With the financial crisis over in the Netherlands, the economy is growing and has faded as an election issue, so Wildres’ electoral campaign has been dominated for the most part by the issue of immigration. Wilders has vowed to ban Muslim immigration and shut mosques if he wins. He was also convicted in December in a hate speech trial over his promise to reduce the number of Moroccans in the country.
However, Wilders’ campaign is faltering, with immigrants who make up 30% of Dutch population. Concerning the EU issue, opinion polls suggest support for a Dutch “Nexit” in the months after the Brexit vote fell by 8% to 25%. Pollsters say people have realized that leaving the EU would be more complicated than they thought. Nevertheless, according to latest polls two weeks before elections he was still leading polls.

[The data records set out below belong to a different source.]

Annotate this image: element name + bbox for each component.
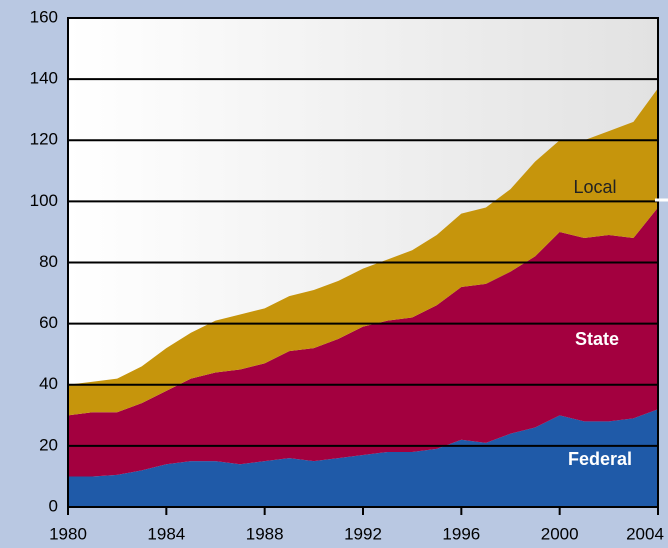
y-tick-label: 100	[30, 191, 58, 210]
area	[68, 88, 658, 416]
y-tick-label: 0	[49, 496, 58, 515]
y-tick-label: 140	[30, 69, 58, 88]
x-tick-label: 2004	[626, 524, 664, 543]
x-tick-label: 1992	[344, 524, 382, 543]
series-label: Federal	[568, 449, 632, 469]
y-tick-label: 120	[30, 130, 58, 149]
series-label: Local	[573, 177, 616, 197]
x-tick-label: 1996	[442, 524, 480, 543]
y-tick-label: 80	[39, 252, 58, 271]
x-tick-label: 2000	[541, 524, 579, 543]
y-tick-label: 160	[30, 7, 58, 26]
x-tick-label: 1980	[49, 524, 87, 543]
x-tick-label: 1984	[147, 524, 185, 543]
x-tick-label: 1988	[246, 524, 284, 543]
area	[68, 409, 658, 507]
y-tick-label: 40	[39, 374, 58, 393]
series-label: State	[575, 329, 619, 349]
y-tick-label: 60	[39, 313, 58, 332]
y-tick-label: 20	[39, 435, 58, 454]
area	[68, 207, 658, 477]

But even if the Party of Freedom performs strongly in the election, it would struggle to enter the government. Most mainstream Dutch political parties refuse to cooperate with Wilders and have said they will exclude the Party of Freedom from the negotiations to form a government. The Party of Freedom is the only major party advocating a Nexit; the rest of the political establishment remains committed to the Netherlands’ EU membership and its role as the heart of the process of European integration.